The study shows playing football normalise blood pressure and reduce risk of stroke.

Written by Agencies | London | Published: October 16, 2012 7:05:05 pm

Good news for football lovers! Scientists have discovered that playing football is the best way to improve fitness,normalise blood pressure and reduce risk of stroke.

The study from Universities of Exeter and Copenhagen,and Gentofte University Hospital in Denmark found that playing the sport was more effective than other healthy lifestyle advices.

After six months of football training,three out of four men in the study had blood pressure within the normal,healthy range,the Daily Mail reported.

It has long been known that physical exercise can reduce blood pressure in patients with hypertension,but until now little evidence is available on which form of exercise is most effective.

The research team recruited 33 men aged between 33 and 54 with mild to moderate hypertension.

They randomly divided them in two groups: one took part in two hour-long football training sessions a week while the other received usual care by general practitioner (GP) including advice about the importance of physical activity and a healthy diet,together with control blood pressure measurements.
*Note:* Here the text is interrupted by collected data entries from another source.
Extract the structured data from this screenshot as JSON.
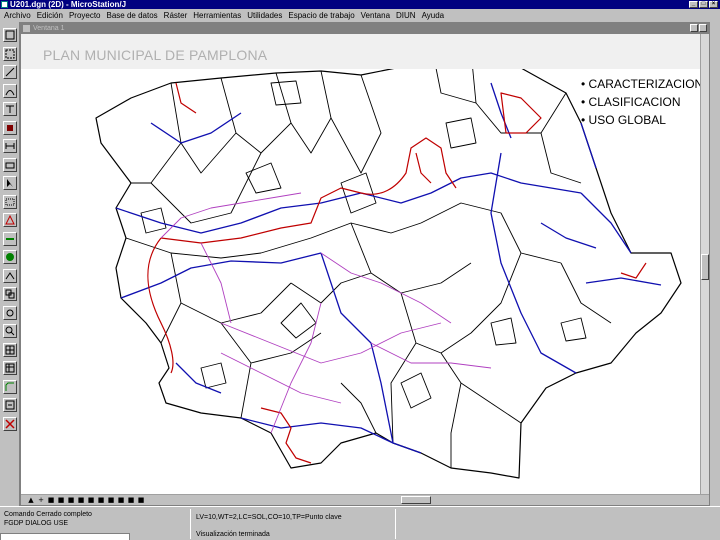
{
  "app": {
    "title": "U201.dgn (2D) - MicroStation/J",
    "window_buttons": [
      "_",
      "□",
      "×"
    ]
  },
  "menu": [
    "Archivo",
    "Edición",
    "Proyecto",
    "Base de datos",
    "Ráster",
    "Herramientas",
    "Utilidades",
    "Espacio de trabajo",
    "Ventana",
    "DIUN",
    "Ayuda"
  ],
  "view": {
    "title": "Ventana 1",
    "banner_title": "PLAN MUNICIPAL DE PAMPLONA",
    "bullets": [
      "• CARACTERIZACION",
      "• CLASIFICACION",
      "• USO GLOBAL"
    ],
    "view_control_glyphs": [
      "▲",
      "+",
      "■",
      "■",
      "■",
      "■",
      "■",
      "■",
      "■",
      "■",
      "■",
      "■"
    ]
  },
  "tools": [
    {
      "icon": "select-element-icon"
    },
    {
      "icon": "fence-icon"
    },
    {
      "icon": "line-icon"
    },
    {
      "icon": "arc-icon"
    },
    {
      "icon": "text-icon"
    },
    {
      "icon": "cell-icon"
    },
    {
      "icon": "dimension-icon"
    },
    {
      "icon": "modify-icon"
    },
    {
      "icon": "pointer-icon"
    },
    {
      "icon": "rectangle-icon"
    },
    {
      "icon": "triangle-icon"
    },
    {
      "icon": "measure-icon"
    },
    {
      "icon": "globe-icon"
    },
    {
      "icon": "snap-icon"
    },
    {
      "icon": "copy-icon"
    },
    {
      "icon": "rotate-icon"
    },
    {
      "icon": "zoom-icon"
    },
    {
      "icon": "grid-icon"
    },
    {
      "icon": "array-icon"
    },
    {
      "icon": "chamfer-icon"
    },
    {
      "icon": "trim-icon"
    },
    {
      "icon": "delete-icon"
    }
  ],
  "status": {
    "prompt_line1": "Comando Cerrado completo",
    "prompt_line2": "FGDP DIALOG USE",
    "settings": "LV=10,WT=2,LC=SOL,CO=10,TP=Punto clave",
    "message": "Visualización terminada"
  },
  "colors": {
    "titlebar": "#000080",
    "chrome": "#c0c0c0",
    "drawing_black": "#000000",
    "drawing_blue": "#1010b0",
    "drawing_red": "#c00000",
    "drawing_magenta": "#b040c0"
  }
}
The effects on exercise capacity,maximal oxygen uptake,body fat and blood pressure,were monitored after three months and at the end of the six-month trial.

For the football-playing group,average mean blood pressure was reduced by 10 mmHg,while the reduction was only 5 mmHg in the control group receiving the usual GP advice.
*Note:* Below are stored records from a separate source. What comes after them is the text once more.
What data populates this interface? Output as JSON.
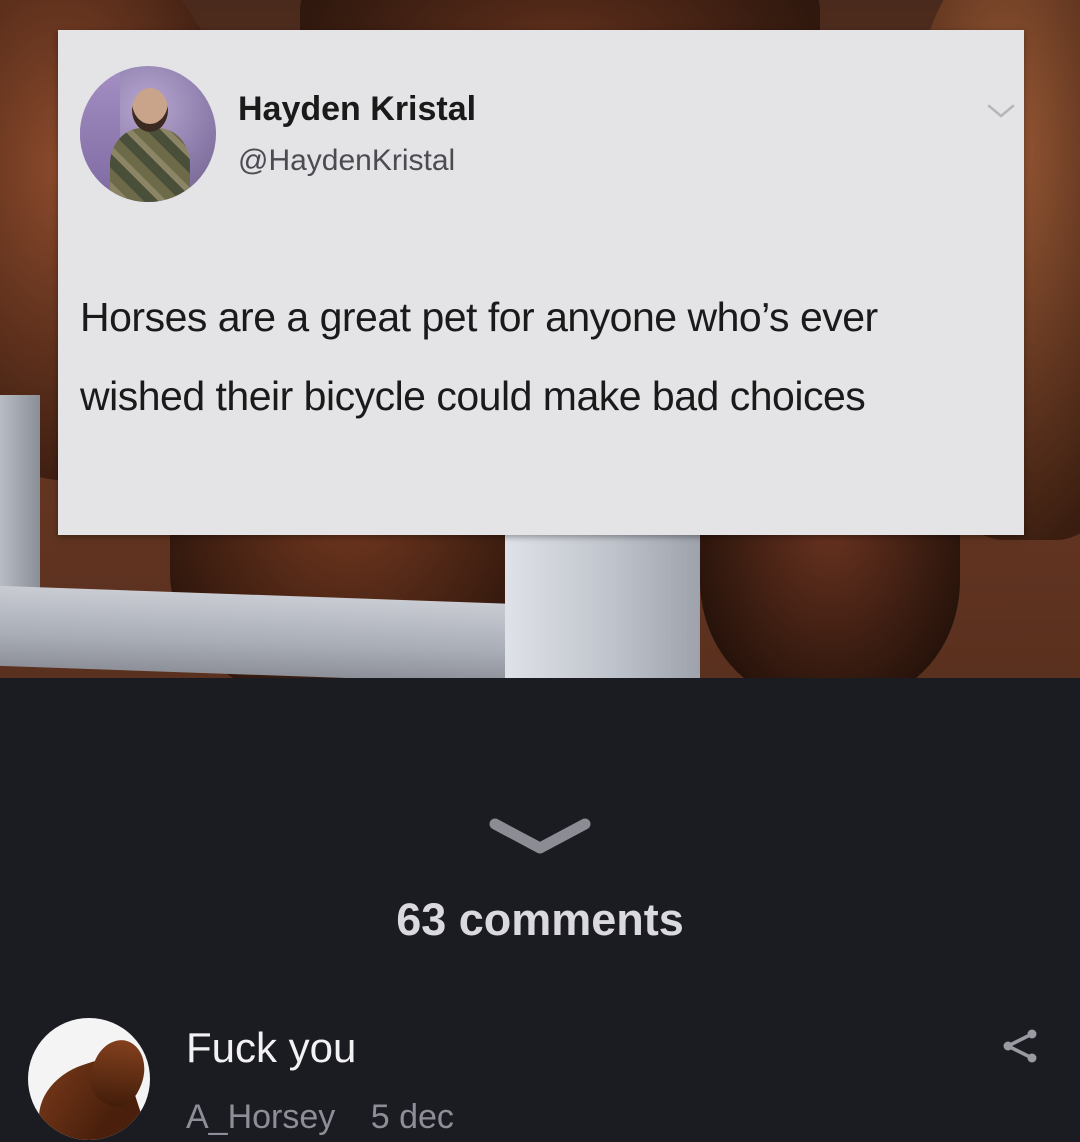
{
  "post": {
    "author_name": "Hayden Kristal",
    "author_handle": "@HaydenKristal",
    "text": "Horses are a great pet for anyone who’s ever wished their bicycle could make bad choices"
  },
  "comments_section": {
    "count_label": "63 comments"
  },
  "comment": {
    "text": "Fuck you",
    "username": "A_Horsey",
    "date": "5 dec"
  },
  "icons": {
    "tweet_menu": "chevron-down-icon",
    "expand": "chevron-down-icon",
    "share": "share-icon"
  },
  "colors": {
    "background": "#1b1b22",
    "tweet_card": "#e4e4e6",
    "comment_meta": "#8e8e98"
  }
}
Oxygen uptake and exercise capacity also improved by 10 per cent among the footballers,with resting heart rate decreasing by eight beats per minute and body fat mass dropping by an average of 1.8 kilogrammes.
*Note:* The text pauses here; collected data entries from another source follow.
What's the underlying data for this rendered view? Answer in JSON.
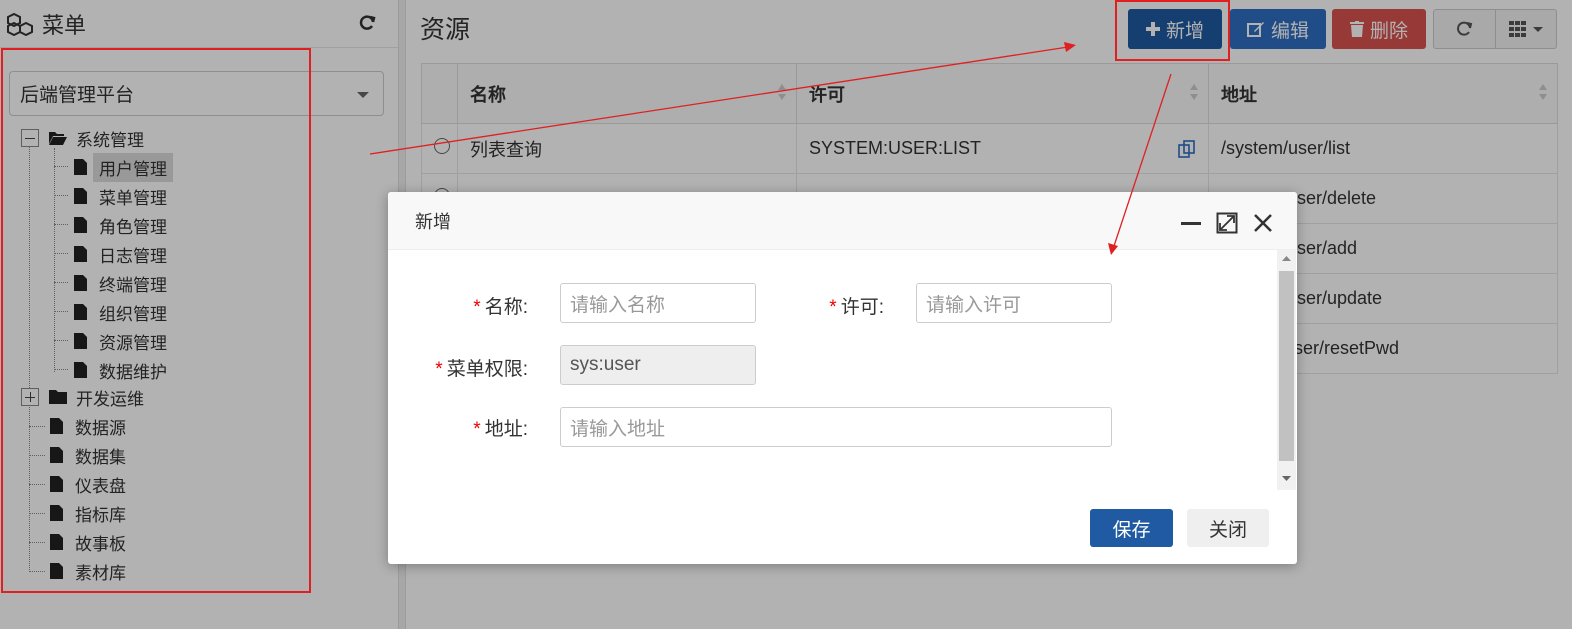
{
  "menu": {
    "title": "菜单",
    "platform_select": "后端管理平台",
    "tree": [
      {
        "label": "系统管理",
        "type": "folder-open"
      },
      {
        "label": "用户管理",
        "type": "doc",
        "selected": true
      },
      {
        "label": "菜单管理",
        "type": "doc"
      },
      {
        "label": "角色管理",
        "type": "doc"
      },
      {
        "label": "日志管理",
        "type": "doc"
      },
      {
        "label": "终端管理",
        "type": "doc"
      },
      {
        "label": "组织管理",
        "type": "doc"
      },
      {
        "label": "资源管理",
        "type": "doc"
      },
      {
        "label": "数据维护",
        "type": "doc"
      },
      {
        "label": "开发运维",
        "type": "folder"
      },
      {
        "label": "数据源",
        "type": "doc"
      },
      {
        "label": "数据集",
        "type": "doc"
      },
      {
        "label": "仪表盘",
        "type": "doc"
      },
      {
        "label": "指标库",
        "type": "doc"
      },
      {
        "label": "故事板",
        "type": "doc"
      },
      {
        "label": "素材库",
        "type": "doc"
      }
    ]
  },
  "resource": {
    "title": "资源",
    "toolbar": {
      "add": "新增",
      "edit": "编辑",
      "delete": "删除"
    },
    "columns": [
      "名称",
      "许可",
      "地址"
    ],
    "rows": [
      {
        "name": "列表查询",
        "perm": "SYSTEM:USER:LIST",
        "url": "/system/user/list"
      },
      {
        "name": "",
        "perm": "",
        "url": "user/delete"
      },
      {
        "name": "",
        "perm": "",
        "url": "user/add"
      },
      {
        "name": "",
        "perm": "",
        "url": "user/update"
      },
      {
        "name": "",
        "perm": "",
        "url": "ser/resetPwd"
      }
    ]
  },
  "dialog": {
    "title": "新增",
    "labels": {
      "name": "名称",
      "perm": "许可",
      "menu_perm": "菜单权限",
      "url": "地址"
    },
    "required_mark": "*",
    "colon": ":",
    "placeholders": {
      "name": "请输入名称",
      "perm": "请输入许可",
      "url": "请输入地址"
    },
    "menu_perm_value": "sys:user",
    "save": "保存",
    "close": "关闭"
  },
  "colors": {
    "primary": "#1f5aa3",
    "danger": "#d9534f",
    "annotation": "#e02020"
  }
}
There were no significant changes to these health measures in the control group.

The men who had taken part in football training were also found to be less physically strained during moderate intensity exercise. When taking part in activities such as cycling,they had markedly lower heart rates and elevated fat burning.

“Only two hour-long football training sessions a week for six months caused a remarkable 13/8 mmHg in arterial blood pressure,with three out of four participants normalising their blood pressure during the study period,” lead researcher Professor Peter Krustrup of the University of Exeter said.

Senior cardiologist from Gentofte University Hospital in Denmark,Peter Riis Hansen,also emphasised that evidence suggested that the decrease in blood pressure after football training lead to a considerable reduction in the risk of stroke,myocardial infarction and death.

The study was published in the journal Medicine and Science in Sports and Exercise.